Oto obowiązujące przepisy prawa w RP regulujące funkcjonowanie spółdzielni to :
Prawo spółdzielcze z dnia 16.09.1982 roku w brzmieniu :
ART.1 par. 1
Spółdzielnia jest dobrowolnym zrzeszeniem nieograniczonej liczby osób,o zmiennym składzie osobowym i zmiennym funduszu udziałowym ,które w interesie swoich członków prowadzi wspólna działalność gospodarczą.
ART. 2
Spóldzielnia prowadzi działalność na podstawie niniejszej ustawy, innych ustaw oraz zarejestrowanego Statutu
ART. 3
Majątek spółdzielni jest p r y w a t n ą własnością jej członków
ART. 44
Rada Nadzorcza sprawuje kontrolę i nadzór nad działalnością spółdzielni.
Szanowny Panie Prokuratorze Generalny,
Pamiętamy, że piekarz prowadząc w swoim interesie działalność gospodarczą nie mógł rozdawać swojego chleba...Ale piekarz przynajmniej był osobą uprawnioną do prowadzenia działalności gospodarczej!!!
W spółdzielni SBM"Politechnika", której jestem członkiem, nie ma Statutu choć jest on zarejestrowany w Krajowym Rejestrze Sądowym .
W spółdzielni nie ma organów w świetle obowiązującego prawa w RP, ponieważ Spóldzielnia do
ubiegłego roku działała przez zebranie przedstawicieli, a choć w ubiegłym roku odbyło się walne zgromadzenie to i tak wywodzi ono swoje funkcjonowanie od zebrania przedstawicieli tzn zostało
zwołane przez osoby nieuprawnione, których mandat pochodzi od zebrania przedstawicieli.

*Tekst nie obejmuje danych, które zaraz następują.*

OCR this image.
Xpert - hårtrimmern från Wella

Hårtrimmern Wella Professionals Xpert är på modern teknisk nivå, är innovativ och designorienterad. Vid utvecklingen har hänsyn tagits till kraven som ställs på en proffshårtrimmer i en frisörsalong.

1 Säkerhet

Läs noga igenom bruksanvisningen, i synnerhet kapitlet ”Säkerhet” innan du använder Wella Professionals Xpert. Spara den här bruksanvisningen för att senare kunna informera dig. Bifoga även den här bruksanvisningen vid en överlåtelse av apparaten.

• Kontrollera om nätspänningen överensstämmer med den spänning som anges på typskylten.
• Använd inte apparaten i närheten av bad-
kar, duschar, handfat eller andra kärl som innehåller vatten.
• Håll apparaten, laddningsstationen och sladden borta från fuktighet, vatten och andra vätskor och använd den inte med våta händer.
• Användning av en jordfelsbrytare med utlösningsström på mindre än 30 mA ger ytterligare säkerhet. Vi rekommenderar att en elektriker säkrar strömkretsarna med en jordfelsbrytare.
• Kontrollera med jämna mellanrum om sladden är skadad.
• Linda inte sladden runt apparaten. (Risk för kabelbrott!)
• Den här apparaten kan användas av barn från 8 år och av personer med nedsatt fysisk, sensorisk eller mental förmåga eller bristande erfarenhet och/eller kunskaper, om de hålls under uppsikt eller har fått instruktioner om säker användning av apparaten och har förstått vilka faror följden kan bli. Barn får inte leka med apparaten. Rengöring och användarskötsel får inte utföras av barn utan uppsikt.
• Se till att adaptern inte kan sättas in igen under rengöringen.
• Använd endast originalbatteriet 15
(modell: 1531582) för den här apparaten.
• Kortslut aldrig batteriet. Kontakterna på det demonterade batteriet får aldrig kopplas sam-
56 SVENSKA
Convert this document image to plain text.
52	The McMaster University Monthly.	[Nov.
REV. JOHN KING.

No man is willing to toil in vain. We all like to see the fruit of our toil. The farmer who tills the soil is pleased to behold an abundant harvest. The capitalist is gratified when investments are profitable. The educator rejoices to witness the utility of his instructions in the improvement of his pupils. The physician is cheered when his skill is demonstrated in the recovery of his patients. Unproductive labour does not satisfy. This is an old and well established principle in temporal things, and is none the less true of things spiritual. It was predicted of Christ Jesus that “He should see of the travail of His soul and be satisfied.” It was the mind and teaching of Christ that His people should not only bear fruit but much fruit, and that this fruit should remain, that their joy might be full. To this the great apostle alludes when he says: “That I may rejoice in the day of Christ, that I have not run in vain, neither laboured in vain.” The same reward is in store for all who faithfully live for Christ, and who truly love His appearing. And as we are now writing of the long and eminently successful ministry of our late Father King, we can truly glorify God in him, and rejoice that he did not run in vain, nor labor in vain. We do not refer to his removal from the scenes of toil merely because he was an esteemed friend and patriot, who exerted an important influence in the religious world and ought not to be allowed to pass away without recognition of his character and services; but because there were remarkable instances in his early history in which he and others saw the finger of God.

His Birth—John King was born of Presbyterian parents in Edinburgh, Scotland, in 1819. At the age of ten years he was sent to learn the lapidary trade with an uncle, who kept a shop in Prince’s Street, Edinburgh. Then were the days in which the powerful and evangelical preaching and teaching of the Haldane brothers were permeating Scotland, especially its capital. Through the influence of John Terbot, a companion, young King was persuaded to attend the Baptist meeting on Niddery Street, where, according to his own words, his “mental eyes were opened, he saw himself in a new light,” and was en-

Prywatną moją własnością i ok. 2500 członków zarządzają osoby nieuprawnione do działania
w imieniu i na rzecz Spółdzielni, nielegalnie obracając milionami złotych polskich piąty rok, powodując zagrożenie dla obrotu gospodarczego R.P.
Na jakiej podstawie prawnej grupa osób mieniąca się zarządem prowadzi działalność gospodarczą?
Na jakiej podstawie prawnej grupa osób mieniąca się radą nadzorczą sprawuje kontrolę i nadzór nad tą działalnością gospodarczą, skoro Rada Nadzorcza nie jest organem wybranym zgodnie z przepisami obowiązującego prawa ?
Zawiadamiam Pana Prokuratora Generalnego o powyższym i proszę o nadanie biegu sprawie
o której Pana zawiadamiam, ponieważ istnieje uzasadnione podejrzenie popełnienia szeregu przestępstw o zróżnicowanym charakterze. Jeśli piekarz nie mógł rozdawać SWOJEGO chleba pochodzącego z LEGALNEJ działalności gospodarczej opartej o przepisy prawa,to mam nadzieję,że organy ścigania tym bardziej zajmą się nielegalną działalnością gospodarczą spółdzielni-brak Statutu,w oparciu o krórego zapisy ta działalność ma być prowadzona oraz w świetle prawa nielegalną pseudokontrolą pseudo rady nadzorczej,która wraz z zarządem obraca olbrzymimi kwotami pieniędzy-milionami złotych ok. 2500 członków naszej spółdzielni stanowiących ich prywatną własność,podobno ŚWIĘTĄ.